I’m not saying that it doesn’t translate to DVD. But, as a filmmaker who sat through literally, 100 performances of the thing, I just know how great it is [on a big screen]. And that’s why, even now, someone wants to bring it to Dallas and show it for a group or a school, I’m so supportive. We’re not going to make money off of it. It’s not about that. It’s really just getting it out there so people can experience it. I think it’s why people invented movies in the first place. You want to share that story and those experiences with other people. Even now, when people get the DVD’s, I’d love for them to show them in groups. It just works a lot better.

Filmmaker: A lot of people are advocating right now that filmmakers give up on theatrical early on, or at least do a small theatrical coinciding with a day-or-date digital release. Your theatrical was last fall, and you’ve followed a conventional windowing model by being released in other formats this spring. Is that something you would do again, or do you think the time commitment involved might make you think of doing a more accelerated approach?
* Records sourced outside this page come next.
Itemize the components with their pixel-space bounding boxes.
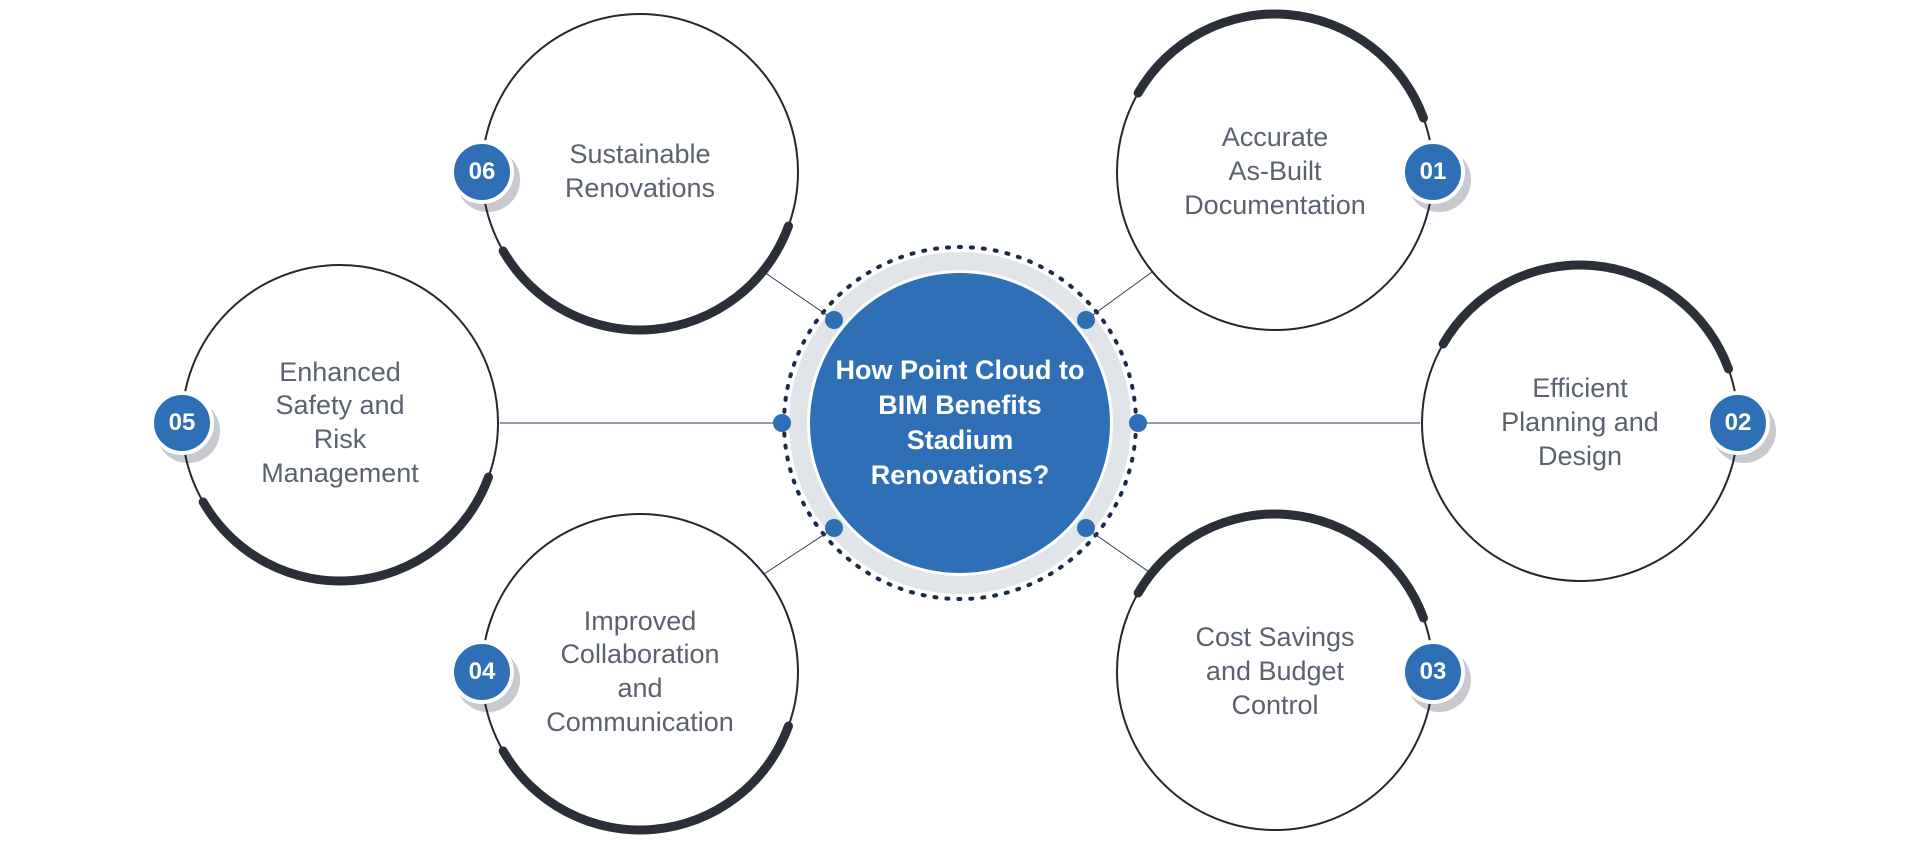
badge-number: 01 <box>1420 158 1447 186</box>
diagram-canvas: How Point Cloud to BIM Benefits Stadium … <box>0 0 1920 845</box>
benefit-node: Accurate As-Built Documentation <box>1117 14 1433 330</box>
benefit-label: Efficient Planning and Design <box>1471 342 1689 503</box>
benefit-node: Enhanced Safety and Risk Management <box>182 265 498 581</box>
benefit-label: Sustainable Renovations <box>535 108 745 236</box>
benefit-label: Improved Collaboration and Communication <box>516 575 764 770</box>
center-title: How Point Cloud to BIM Benefits Stadium … <box>810 333 1110 513</box>
number-badge: 03 <box>1401 640 1465 704</box>
number-badge: 06 <box>450 140 514 204</box>
benefit-node: Improved Collaboration and Communication <box>482 514 798 830</box>
badge-number: 02 <box>1725 409 1752 437</box>
number-badge: 01 <box>1401 140 1465 204</box>
badge-number: 06 <box>469 158 496 186</box>
benefit-label: Cost Savings and Budget Control <box>1165 591 1384 752</box>
center-circle: How Point Cloud to BIM Benefits Stadium … <box>810 273 1110 573</box>
number-badge: 04 <box>450 640 514 704</box>
number-badge: 05 <box>150 391 214 455</box>
badge-number: 05 <box>169 409 196 437</box>
badge-number: 03 <box>1420 658 1447 686</box>
benefit-label: Enhanced Safety and Risk Management <box>231 326 449 521</box>
benefit-node: Efficient Planning and Design <box>1422 265 1738 581</box>
benefit-node: Cost Savings and Budget Control <box>1117 514 1433 830</box>
number-badge: 02 <box>1706 391 1770 455</box>
benefit-node: Sustainable Renovations <box>482 14 798 330</box>
benefit-label: Accurate As-Built Documentation <box>1154 91 1396 252</box>
badge-number: 04 <box>469 658 496 686</box>
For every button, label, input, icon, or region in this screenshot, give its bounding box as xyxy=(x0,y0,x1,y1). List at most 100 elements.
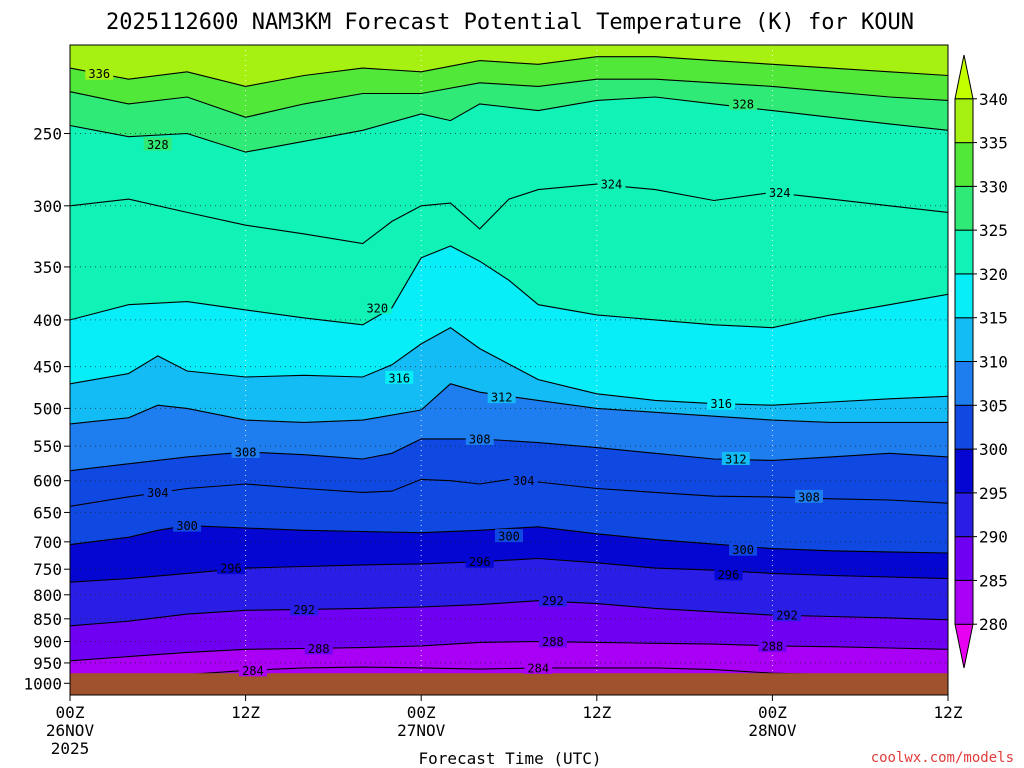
contour-label: 304 xyxy=(147,486,169,500)
contour-label: 296 xyxy=(718,568,740,582)
y-tick-label: 300 xyxy=(33,197,62,216)
contour-label: 292 xyxy=(776,609,798,623)
contour-label: 316 xyxy=(710,397,732,411)
contour-label: 288 xyxy=(542,635,564,649)
grid-lines xyxy=(70,45,948,695)
colorbar-swatch xyxy=(954,361,974,406)
plot-frame xyxy=(69,44,949,696)
contour-label-bg xyxy=(465,431,494,445)
colorbar-label: 285 xyxy=(979,571,1008,590)
contour-label-bg xyxy=(714,567,743,581)
colorbar-label: 290 xyxy=(979,528,1008,547)
contour-288 xyxy=(70,640,948,662)
colorbar-label: 330 xyxy=(979,177,1008,196)
credit-text[interactable]: coolwx.com/models xyxy=(871,750,1014,766)
x-tick-year: 2025 xyxy=(51,739,90,758)
colorbar-swatch xyxy=(954,492,974,538)
contour-label: 288 xyxy=(762,639,784,653)
colorbar-swatch xyxy=(954,142,974,187)
colorbar-label: 340 xyxy=(979,90,1008,109)
y-tick-label: 550 xyxy=(33,437,62,456)
contour-label-bg xyxy=(729,96,758,110)
contour-label-bg xyxy=(758,638,787,652)
x-axis-label: Forecast Time (UTC) xyxy=(418,749,601,768)
colorbar-swatch xyxy=(954,623,974,669)
colorbar-label: 325 xyxy=(979,221,1008,240)
contour-label-bg xyxy=(524,660,553,674)
colorbar-swatch xyxy=(954,273,974,319)
x-tick-date: 27NOV xyxy=(397,721,446,740)
colorbar-label: 305 xyxy=(979,396,1008,415)
contour-label: 292 xyxy=(293,603,315,617)
colorbar-label: 320 xyxy=(979,265,1008,284)
y-tick-label: 700 xyxy=(33,533,62,552)
contour-label-bg xyxy=(85,66,114,80)
contour-label: 292 xyxy=(542,594,564,608)
contour-label: 308 xyxy=(798,490,820,504)
contour-label-bg xyxy=(765,185,794,199)
x-tick-label: 00Z xyxy=(56,703,85,722)
contour-label-bg xyxy=(597,177,626,191)
colorbar-swatch xyxy=(954,404,974,450)
contour-label-bg xyxy=(509,473,538,487)
contour-label-bg xyxy=(495,529,523,543)
contour-label-bg xyxy=(465,554,494,568)
colorbar-swatch xyxy=(954,229,974,275)
contour-label: 312 xyxy=(725,452,747,466)
contour-label: 296 xyxy=(469,555,491,569)
contour-label: 308 xyxy=(469,432,491,446)
fill-band-336 xyxy=(70,45,948,87)
colorbar-swatch xyxy=(954,448,974,494)
contour-328 xyxy=(70,96,948,153)
contour-label: 336 xyxy=(88,67,110,81)
contour-label: 284 xyxy=(527,661,549,675)
filled-contours xyxy=(70,45,948,695)
y-tick-label: 400 xyxy=(33,311,62,330)
contour-316 xyxy=(70,327,948,406)
contour-label: 328 xyxy=(732,97,754,111)
contour-label-bg xyxy=(707,396,736,410)
contour-label: 324 xyxy=(601,178,623,192)
x-tick-date: 26NOV xyxy=(46,721,95,740)
contour-label-bg xyxy=(538,634,567,648)
contour-label: 328 xyxy=(147,138,169,152)
contour-label: 300 xyxy=(176,519,198,533)
y-axis: 250 300 350 400 450 500 550 600 650 700 750 800 850 9… xyxy=(23,124,70,693)
contour-label-bg xyxy=(363,300,392,314)
colorbar-label: 315 xyxy=(979,309,1008,328)
colorbar-label: 310 xyxy=(979,353,1008,372)
contour-304 xyxy=(70,478,948,507)
chart-title: 2025112600 NAM3KM Forecast Potential Tem… xyxy=(106,10,914,35)
y-tick-label: 950 xyxy=(33,654,62,673)
contour-292 xyxy=(70,600,948,627)
contour-label: 304 xyxy=(513,474,535,488)
x-tick-label: 12Z xyxy=(582,703,611,722)
colorbar-swatch xyxy=(954,536,974,581)
contour-label: 288 xyxy=(308,642,330,656)
contour-labels: 336 328 328 324 324 320 316 316 312 312 308 308 308 3… xyxy=(85,66,823,678)
colorbar-swatch xyxy=(954,54,974,100)
y-tick-label: 500 xyxy=(33,399,62,418)
contour-296 xyxy=(70,557,948,583)
contour-label-bg xyxy=(773,608,802,622)
contour-312 xyxy=(70,383,948,425)
y-tick-label: 450 xyxy=(33,358,62,377)
contour-label-bg xyxy=(216,561,245,575)
contour-320 xyxy=(70,245,948,329)
contour-label-bg xyxy=(385,370,414,384)
y-tick-label: 600 xyxy=(33,472,62,491)
ground-surface xyxy=(70,673,948,695)
contour-label: 320 xyxy=(366,301,388,315)
contour-label-bg xyxy=(238,663,267,677)
y-tick-label: 650 xyxy=(33,503,62,522)
contour-336 xyxy=(70,56,948,87)
colorbar-label: 295 xyxy=(979,484,1008,503)
colorbar: 280 285 290 295 300 305 310 315 320 325 330 335 340 xyxy=(954,54,1008,669)
colorbar-label: 280 xyxy=(979,615,1008,634)
colorbar-swatch xyxy=(954,579,974,625)
contour-label-bg xyxy=(231,444,260,458)
contour-332 xyxy=(70,78,948,118)
contour-label: 312 xyxy=(491,391,513,405)
contour-label: 300 xyxy=(498,530,520,544)
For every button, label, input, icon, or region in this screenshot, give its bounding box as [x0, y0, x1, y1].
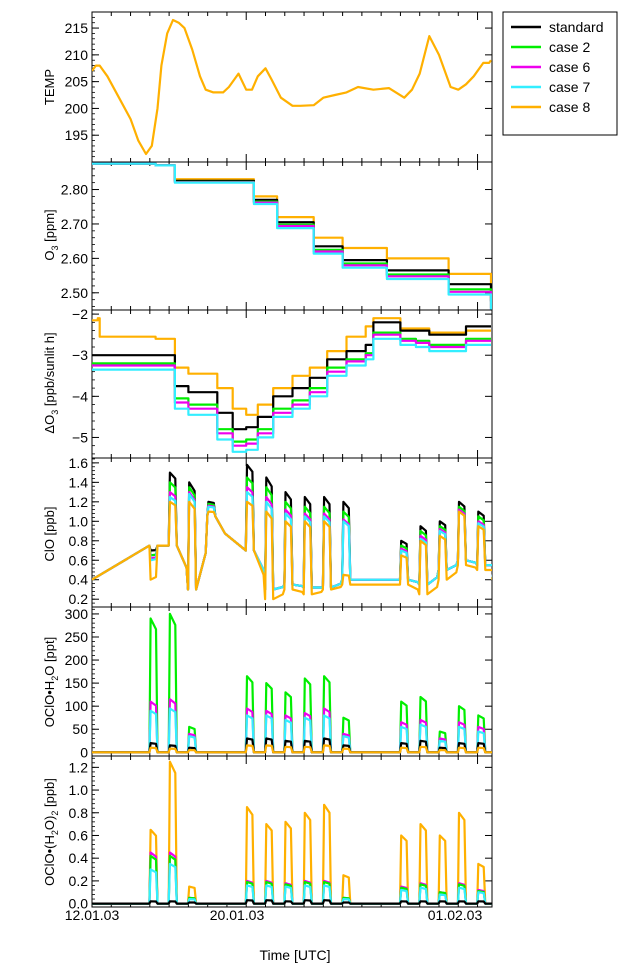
series-line-case-2 — [92, 612, 492, 754]
y-tick-label: 2.70 — [61, 216, 88, 232]
x-axis-label: Time [UTC] — [259, 947, 330, 963]
series-line-case-7 — [92, 337, 491, 453]
legend-label: standard — [549, 19, 603, 35]
y-tick-label: 1.2 — [69, 494, 89, 510]
y-tick-label: 0.2 — [69, 591, 89, 607]
panel-TEMP: 195 200 205 210 215 — [65, 11, 493, 163]
series-line-case-6 — [92, 851, 492, 905]
x-tick-labels: 12.01.03 20.01.03 01.02.03 — [65, 907, 483, 923]
series-line-case-2 — [92, 854, 492, 905]
y-tick-label: 1.2 — [69, 759, 89, 775]
series-line-case-6 — [92, 486, 492, 591]
y-tick-label: 1.0 — [69, 513, 89, 529]
series-line-standard — [92, 463, 492, 591]
series-line-case-7 — [92, 491, 492, 591]
y-tick-label: 0.2 — [69, 873, 89, 889]
y-tick-label: 200 — [65, 652, 89, 668]
y-axis-labels: TEMP O3 [ppm] ΔO3 [ppb/sunlit h] ClO [pp… — [42, 69, 60, 886]
legend-box — [502, 11, 618, 136]
y-tick-label: 0.4 — [69, 572, 89, 588]
series-line-case-8 — [92, 744, 492, 754]
panels: 195 200 205 210 215 2.50 2.60 2.70 2.80 −5 −4 −3 −2 0… — [61, 11, 493, 912]
ylabel-clo: ClO [ppb] — [42, 507, 57, 562]
series-line-standard — [92, 162, 492, 302]
y-tick-label: 0.8 — [69, 533, 89, 549]
x-tick-label: 20.01.03 — [210, 907, 265, 923]
legend-label: case 2 — [549, 39, 590, 55]
y-tick-label: 210 — [65, 47, 89, 63]
y-tick-label: −3 — [72, 347, 88, 363]
x-tick-label: 12.01.03 — [65, 907, 120, 923]
y-tick-label: 0.6 — [69, 827, 89, 843]
y-tick-label: 100 — [65, 698, 89, 714]
series-line-case-8 — [92, 500, 492, 601]
y-tick-label: 1.0 — [69, 782, 89, 798]
y-tick-label: 2.80 — [61, 182, 88, 198]
y-tick-label: 0.4 — [69, 850, 89, 866]
y-tick-label: 300 — [65, 606, 89, 622]
ylabel-oclo-h2o: OClO•H2O [ppt] — [42, 637, 60, 728]
series-line-case-6 — [92, 162, 492, 310]
legend: standard case 2 case 6 case 7 case 8 — [502, 11, 618, 136]
series-line-case-7 — [92, 162, 492, 310]
legend-label: case 6 — [549, 59, 590, 75]
plot-frame — [91, 755, 493, 908]
series-line-case-8 — [92, 18, 492, 156]
y-tick-label: 1.4 — [69, 474, 89, 490]
series-line-case-8 — [92, 760, 492, 905]
series-line-case-2 — [92, 162, 492, 309]
series-line-standard — [92, 899, 492, 905]
y-tick-label: −2 — [72, 306, 88, 322]
ylabel-temp: TEMP — [42, 69, 57, 105]
plot-frame — [91, 161, 493, 311]
series-line-case-2 — [92, 476, 492, 591]
panel-OClO_H2O: 0 50 100 150 200 250 300 — [65, 606, 493, 760]
y-tick-label: −5 — [72, 429, 88, 445]
legend-label: case 7 — [549, 79, 590, 95]
panel-ClO: 0.2 0.4 0.6 0.8 1.0 1.2 1.4 1.6 — [69, 455, 493, 608]
y-tick-label: 0.8 — [69, 805, 89, 821]
ylabel-do3: ΔO3 [ppb/sunlit h] — [42, 332, 60, 433]
y-tick-label: 0.6 — [69, 552, 89, 568]
x-tick-label: 01.02.03 — [428, 907, 483, 923]
ylabel-oclo-h2o2: OClO•(H2O)2 [ppb] — [42, 778, 60, 886]
y-tick-label: 2.60 — [61, 250, 88, 266]
panel-O3: 2.50 2.60 2.70 2.80 — [61, 161, 493, 311]
y-tick-label: 150 — [65, 675, 89, 691]
panel-OClO_H2O2: 0.0 0.2 0.4 0.6 0.8 1.0 1.2 — [69, 755, 493, 912]
y-tick-label: 215 — [65, 20, 89, 36]
y-tick-label: 0.0 — [69, 896, 89, 912]
panel-dO3: −5 −4 −3 −2 — [72, 306, 493, 459]
series-line-case-7 — [92, 707, 492, 754]
y-tick-label: 50 — [72, 721, 88, 737]
ylabel-o3: O3 [ppm] — [42, 209, 60, 260]
y-tick-label: 195 — [65, 127, 89, 143]
y-tick-label: 0 — [80, 744, 88, 760]
y-tick-label: 200 — [65, 100, 89, 116]
y-tick-label: −4 — [72, 388, 88, 404]
y-tick-label: 2.50 — [61, 285, 88, 301]
legend-label: case 8 — [549, 99, 590, 115]
y-tick-label: 1.6 — [69, 455, 89, 471]
y-tick-label: 250 — [65, 629, 89, 645]
y-tick-label: 205 — [65, 74, 89, 90]
series-line-standard — [92, 321, 491, 431]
Oliver: Well, it depends. I appreciate you asking these questions, but it implies that I know something. Our whole thing has just been kind of intuition and this stupid “we’re not going to take no for an answer.” We’re showing the movie, and that’s kind of how we’ve done it. And it’s worked. I feel like we’re in a great place, and I’m happy with where we are. Fortunately, we made the movie for so little that I don’t have investors looking to recoup their millions of dollars standing over me. That would be very different. Yeah, I owe some people some money, but I’m sure they’ll get most of it, if not all of it back. It’s funny, I first said, “Oh, I need a million and a half, I need two million.” I am so grateful that no one gave me that money because I’d be a much different person right now. You know, if it were all about, “Well, how do we make the money back?” as opposed to, “How do we get people to see this movie that I think they’ll like?” That’s all we’re talking about.